Community assistants receive free room and board, a stipend and sometimes extra wages, but a claimant argued her compensation did not cover overtime she worked while "on-call" for university housing residents, according to the decision handed down by the Department of Labor and Industry. The $25,000 awarded was calculated using the time she was on call plus penalty fees.

The Montana University System is appealing the decision so the award has not yet been paid to the former community assistant.

Kevin McRae, deputy commissioner for the Montana University System, said this is the only claim for overtime pay that's ever been made by an employee for college housing facilities. He also said that if this claim for overtime becomes precedent, Montana's universities will no longer be able to offer this same kind of employment arrangement in the future.

"We thought it would reasonable and appropriate to get this clarification into state law," McRae said.

Montana Attorney General Tim Fox testifies in support of a bill to restrict opiate prescriptions in the Senate Public Health, Welfare and Safety Committee on Feb. 11, 2019. Photo by Shaylee Ragar / UM Legislative News Service.
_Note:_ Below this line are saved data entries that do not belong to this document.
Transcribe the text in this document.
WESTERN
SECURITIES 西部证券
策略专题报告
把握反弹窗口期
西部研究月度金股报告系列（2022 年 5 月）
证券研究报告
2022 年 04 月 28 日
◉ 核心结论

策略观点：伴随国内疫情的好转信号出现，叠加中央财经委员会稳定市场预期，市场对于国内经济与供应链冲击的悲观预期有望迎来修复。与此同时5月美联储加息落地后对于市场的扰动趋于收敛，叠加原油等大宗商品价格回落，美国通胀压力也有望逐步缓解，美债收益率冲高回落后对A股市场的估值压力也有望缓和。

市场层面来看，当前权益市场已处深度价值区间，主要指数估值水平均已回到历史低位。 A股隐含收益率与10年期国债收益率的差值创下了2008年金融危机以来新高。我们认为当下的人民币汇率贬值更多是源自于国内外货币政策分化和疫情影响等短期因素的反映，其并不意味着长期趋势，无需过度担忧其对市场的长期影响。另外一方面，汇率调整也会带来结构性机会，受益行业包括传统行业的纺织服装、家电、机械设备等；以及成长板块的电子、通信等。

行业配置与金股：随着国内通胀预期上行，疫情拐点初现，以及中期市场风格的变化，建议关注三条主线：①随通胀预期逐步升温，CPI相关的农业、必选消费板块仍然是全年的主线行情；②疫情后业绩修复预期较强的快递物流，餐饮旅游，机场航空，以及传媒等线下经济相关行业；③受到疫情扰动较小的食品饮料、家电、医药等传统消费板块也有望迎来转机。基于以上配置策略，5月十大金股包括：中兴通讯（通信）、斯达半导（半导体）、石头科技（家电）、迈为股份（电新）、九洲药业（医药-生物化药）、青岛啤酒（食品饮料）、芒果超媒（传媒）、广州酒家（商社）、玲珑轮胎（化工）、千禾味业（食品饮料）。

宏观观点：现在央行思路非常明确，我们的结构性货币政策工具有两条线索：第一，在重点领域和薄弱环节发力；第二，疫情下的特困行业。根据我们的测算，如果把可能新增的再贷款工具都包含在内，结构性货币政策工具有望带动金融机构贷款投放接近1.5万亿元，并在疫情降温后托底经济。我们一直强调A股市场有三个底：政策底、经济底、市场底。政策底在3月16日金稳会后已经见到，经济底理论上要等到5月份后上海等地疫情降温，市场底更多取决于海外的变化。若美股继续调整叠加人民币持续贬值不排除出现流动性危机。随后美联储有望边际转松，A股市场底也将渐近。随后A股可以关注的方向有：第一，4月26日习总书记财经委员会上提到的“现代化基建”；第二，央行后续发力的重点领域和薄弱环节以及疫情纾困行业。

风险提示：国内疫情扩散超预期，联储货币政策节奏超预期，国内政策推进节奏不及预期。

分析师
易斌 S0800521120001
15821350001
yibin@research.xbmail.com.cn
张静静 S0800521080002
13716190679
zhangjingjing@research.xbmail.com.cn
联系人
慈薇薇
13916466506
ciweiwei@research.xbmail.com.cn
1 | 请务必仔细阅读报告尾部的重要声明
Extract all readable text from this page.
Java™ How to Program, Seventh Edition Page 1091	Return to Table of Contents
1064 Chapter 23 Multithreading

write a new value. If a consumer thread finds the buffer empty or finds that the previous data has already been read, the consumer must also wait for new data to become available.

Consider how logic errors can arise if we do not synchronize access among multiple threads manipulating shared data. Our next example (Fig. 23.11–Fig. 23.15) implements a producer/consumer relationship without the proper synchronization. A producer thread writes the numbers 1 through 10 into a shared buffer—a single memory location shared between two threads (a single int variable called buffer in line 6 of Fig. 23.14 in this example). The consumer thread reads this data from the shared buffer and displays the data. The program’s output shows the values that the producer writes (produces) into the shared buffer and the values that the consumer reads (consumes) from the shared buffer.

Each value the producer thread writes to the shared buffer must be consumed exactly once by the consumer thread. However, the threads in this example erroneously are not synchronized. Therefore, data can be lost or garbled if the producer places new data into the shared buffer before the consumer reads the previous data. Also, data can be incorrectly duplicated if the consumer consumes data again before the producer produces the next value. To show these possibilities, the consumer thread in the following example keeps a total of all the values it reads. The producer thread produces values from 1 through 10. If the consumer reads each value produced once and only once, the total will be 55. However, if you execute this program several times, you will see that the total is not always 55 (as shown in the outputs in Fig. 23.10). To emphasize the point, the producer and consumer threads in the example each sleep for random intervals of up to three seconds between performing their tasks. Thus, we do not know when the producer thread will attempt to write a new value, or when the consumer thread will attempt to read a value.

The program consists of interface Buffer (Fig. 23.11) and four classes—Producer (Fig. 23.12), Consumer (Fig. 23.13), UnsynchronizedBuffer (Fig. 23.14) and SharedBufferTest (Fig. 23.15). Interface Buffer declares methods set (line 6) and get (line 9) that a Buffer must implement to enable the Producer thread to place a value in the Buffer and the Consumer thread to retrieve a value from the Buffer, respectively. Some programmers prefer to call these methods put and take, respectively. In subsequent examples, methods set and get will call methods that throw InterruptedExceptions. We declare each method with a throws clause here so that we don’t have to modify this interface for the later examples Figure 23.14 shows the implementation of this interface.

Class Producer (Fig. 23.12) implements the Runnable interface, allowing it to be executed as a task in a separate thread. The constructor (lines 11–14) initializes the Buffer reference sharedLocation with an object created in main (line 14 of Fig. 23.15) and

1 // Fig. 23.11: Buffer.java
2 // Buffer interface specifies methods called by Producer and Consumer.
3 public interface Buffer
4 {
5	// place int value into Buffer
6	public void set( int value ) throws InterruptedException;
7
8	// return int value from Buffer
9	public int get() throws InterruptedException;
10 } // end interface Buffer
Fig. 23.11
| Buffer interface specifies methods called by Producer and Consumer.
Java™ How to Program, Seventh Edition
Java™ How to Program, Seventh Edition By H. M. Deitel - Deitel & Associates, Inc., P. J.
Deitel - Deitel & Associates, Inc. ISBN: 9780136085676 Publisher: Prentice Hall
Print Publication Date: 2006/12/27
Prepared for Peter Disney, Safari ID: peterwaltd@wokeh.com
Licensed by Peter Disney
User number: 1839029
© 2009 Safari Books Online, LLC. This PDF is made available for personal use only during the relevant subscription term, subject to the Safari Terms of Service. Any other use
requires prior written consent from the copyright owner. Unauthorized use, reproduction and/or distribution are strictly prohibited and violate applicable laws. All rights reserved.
Chief legal counsel for the Department of Labor and Industry, Judy Bovington, said when a claim is made for the first time, it's a chance for legal analysis. Between appeals and court decisions, it can be a lengthy process.

Helen Thigpen, attorney for the university system, spoke at the bill's hearing and said the language is narrowly tailored to a specific type of employee. She said the university system will not make changes to this student employment arrangement if the bill passes.

The Associated Students of Montana did not take a position on the bill.

Darrell Holzer spoke as a concerned citizen and was the only opponent of the legislation. He told committee members he thinks the Legislature should focus on raising wages, not finding ways to reduce them.

"No matter the service, every worker deserves fair compensation," Holzer said.

The bill awaits a vote by the Senate Education and Cultural Resources Committee before it could move forward to the full Senate for debate.